Here’s a blog entry from SciFi site io9.com, about anti-TV messages in new and old TV shows. It touches on a lot of issues, including reality TV:
Network also raises an important question that many other anti-TV stories deal with. Why is reality TV so evil? It’s partly because reality TV turns surveillance into entertainment, but also because it encourages people to look at each other as fictional characters. Either way, human life is devalued.”
I don’t watch pulpy TV for guilty enjoyment as much as I used to; whether it’s gotten tawdrier, I’ve grown up, or I just don’t have the time to indulge, I don’t know.

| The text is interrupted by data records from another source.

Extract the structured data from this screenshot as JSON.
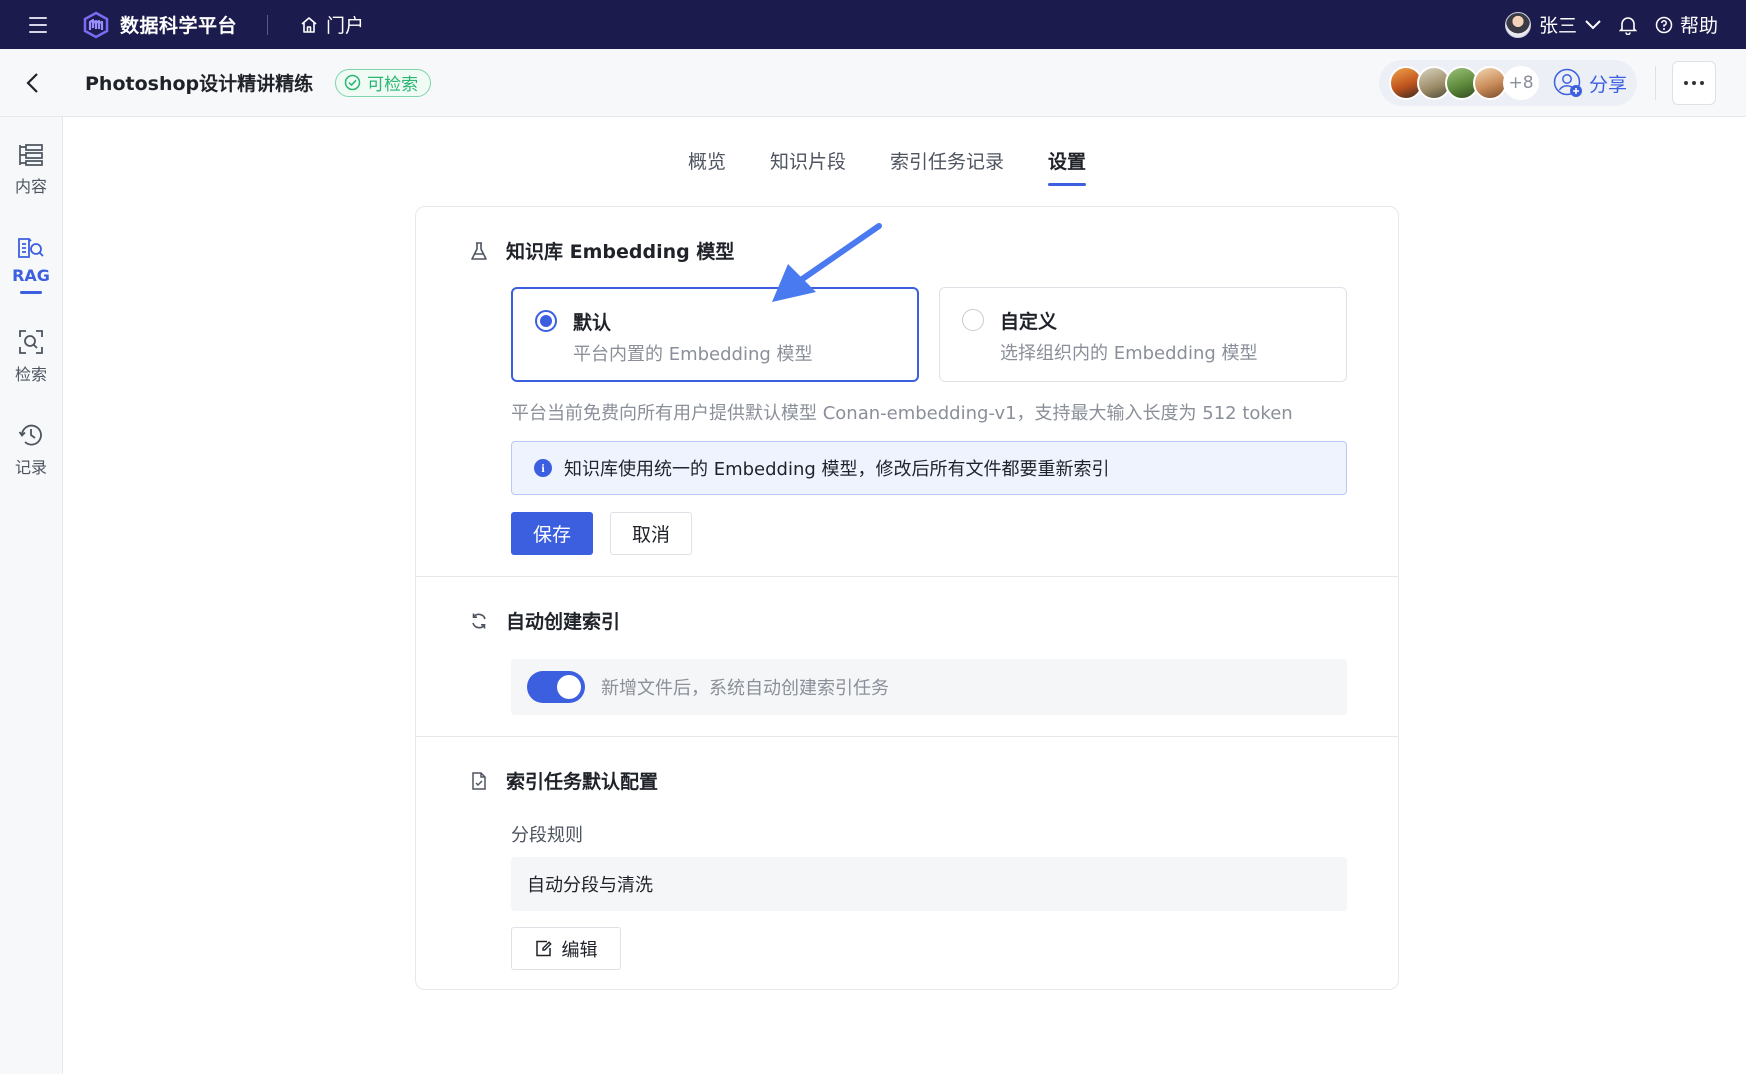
{
  "topbar": {
    "brand": "数据科学平台",
    "portal": "门户",
    "user_name": "张三",
    "help": "帮助"
  },
  "subheader": {
    "title": "Photoshop设计精讲精练",
    "status": "可检索",
    "collaborators_extra": "+8",
    "share": "分享"
  },
  "sidebar": {
    "items": [
      {
        "label": "内容",
        "icon": "content-list-icon"
      },
      {
        "label": "RAG",
        "icon": "rag-book-icon"
      },
      {
        "label": "检索",
        "icon": "search-scan-icon"
      },
      {
        "label": "记录",
        "icon": "history-icon"
      }
    ],
    "active": "RAG"
  },
  "tabs": [
    "概览",
    "知识片段",
    "索引任务记录",
    "设置"
  ],
  "active_tab": "设置",
  "embedding": {
    "title": "知识库 Embedding 模型",
    "options": [
      {
        "title": "默认",
        "desc": "平台内置的 Embedding 模型",
        "selected": true
      },
      {
        "title": "自定义",
        "desc": "选择组织内的 Embedding 模型",
        "selected": false
      }
    ],
    "hint": "平台当前免费向所有用户提供默认模型 Conan-embedding-v1，支持最大输入长度为 512 token",
    "info": "知识库使用统一的 Embedding 模型，修改后所有文件都要重新索引",
    "save": "保存",
    "cancel": "取消"
  },
  "auto_index": {
    "title": "自动创建索引",
    "toggle_on": true,
    "toggle_label": "新增文件后，系统自动创建索引任务"
  },
  "index_config": {
    "title": "索引任务默认配置",
    "rule_label": "分段规则",
    "rule_value": "自动分段与清洗",
    "edit": "编辑"
  },
  "colors": {
    "topbar_bg": "#1c1b4d",
    "accent": "#3c5fe0",
    "success": "#2bb673",
    "annotation_arrow": "#4a7af0"
  }
}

It’s worth thinking about both of these points, though: reality TV erodes our ideas about the divide between public and private, even if the subjects give their consent, and it does have the effect of lending detachment to human experiences, positive and negative. Do people become more promiscuous, less committed, and callous towards others as a direct result of watching reality TV? Probably not. But do we become desensitized by treating as entertainment such things as marriages unravelling (Newlyweds, Jon and Kate), the quest for love and/or Jacuzzi sex (The Bachelor/ette franchise), parenting (Jon and Kate, Super Nanny), back stabbing competition (The Apprentice) or the quest for fame and fortune (American Idol)? It’s hard to imagine that we’re not influenced by it.